Uno de los anuncios que más ha llamado la atención en el ámbito económico por parte de las entrantes autoridades se refiere a la eliminación de algunas normas de protección ambiental y a la racionalización, en general, de la regulación vinculada a las inversiones. Al respecto, es importante mirar el problema en toda su complejidad.
Lo primero es reconocer que desde hace muchos años existe una demanda por proteger explícitamente el medioambiente. Una forma de verlo es la incorporación de su protección a nivel constitucional. En Chile, esto ocurrió el año 1980, pero a esa altura ya eran muchas las economías en las Américas y en Europa que contemplaban una protección específica del medioambiente y una mención al derecho ciudadano a vivir en un medioambiente libre de contaminación. Estados Unidos fue una excepción, pues nunca tuvo una medida de este tipo, como tampoco ocurrió en Inglaterra y Australia.
La incorporación de normas a nivel constitucional es una muestra clara de que el problema medioambiental existe y es antiguo; no se trata de un capricho de los últimos años.
En otra dimensión del problema, a medida que los países se desarrollan se puede esperar un deterioro inicial en las condiciones medioambientales, pero a partir de un cierto nivel, incrementos sucesivos en el ingreso nacional mejoran las condiciones ambientales. Es la curva medioambiental de Kuznets. Aunque no es una lógica determinista, hay evidencia de ella, incluyendo Chile. Sobre esta base, dado el nivel de ingreso per cápita nuestro, se puede decir que la población chilena tiene naturalmente una demanda por la protección ambiental que es importante y creciente.

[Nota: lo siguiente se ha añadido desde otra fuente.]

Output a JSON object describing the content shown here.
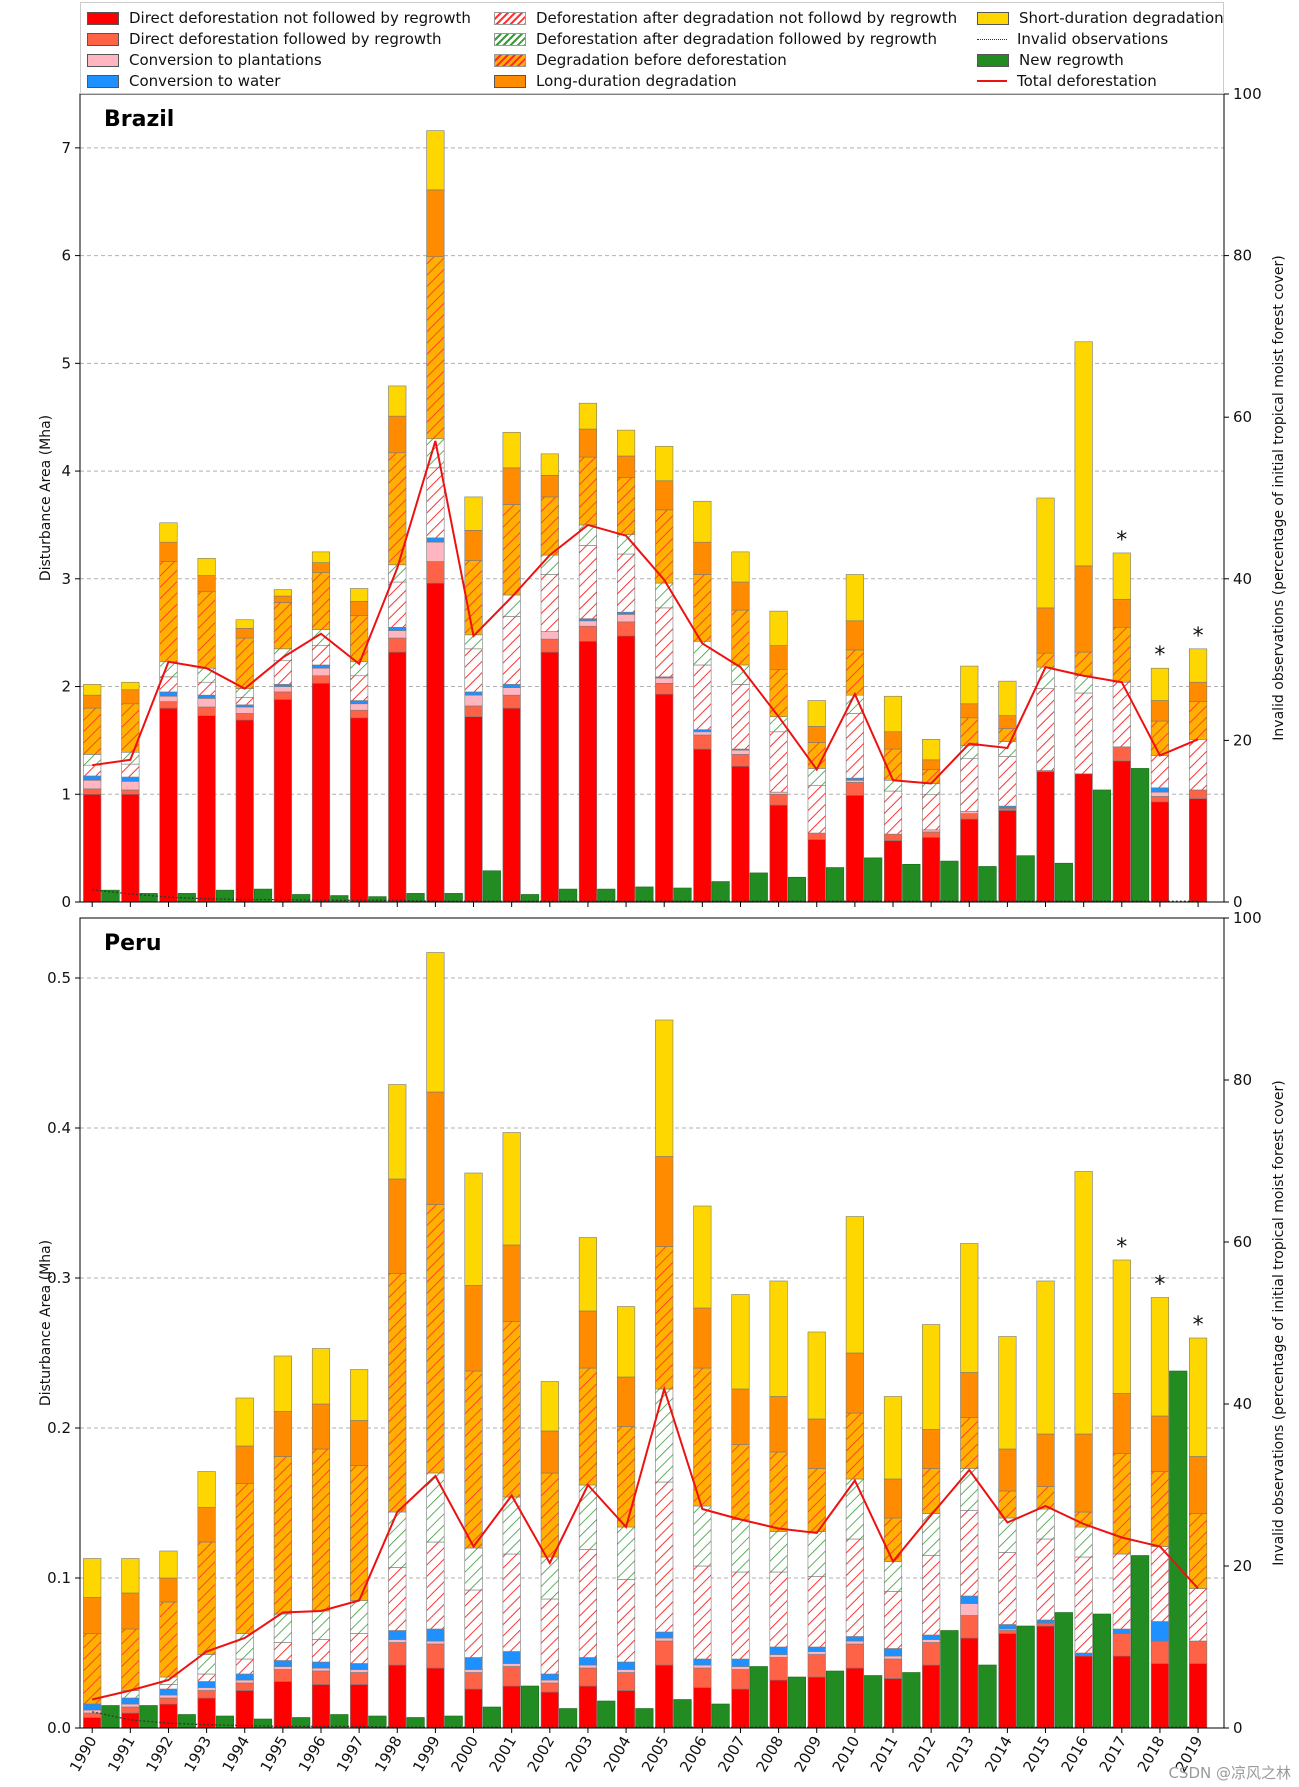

Una tercera dimensión se asocia con el impacto de la actividad económica humana sobre el medioambiente, y en particular sobre bienes públicos globales como la atmósfera y los océanos. La evidencia es creciente y mayoritaria en el mundo científico: tal impacto existe y es importante. No obstante que Chile es un país pequeño, cuyo impacto planetario es mínimo sobre el calentamiento global, eso no quiere decir que deba comportarse como un free rider.
La influencia política de Chile supera con creces su peso económico. Parte del nuevo orden mundial que Chile debe promover consiste justamente en tomar responsabilidades, aun cuando su impacto sistémico sea menor.
Así, frente a la idea razonable de racionalizar la regulación ambiental, es importante no exagerar su alcance por tres razones. Hay una antigua demanda nacional de protección del medioambiente; los niveles de ingreso a los que ha llegado Chile son consistentes con que esa demanda persista, y el nuevo orden internacional que Chile debe promover requiere actuar responsable y ejemplarmente, aun cuando seamos una parte mínima del problema a resolver.
La reforma a la regulación ambiental debe ser coherente con lo anterior: activa con la tijera de podar y no con la motosierra.
Por Guillermo Larraín, FEN, Universidad de Chile.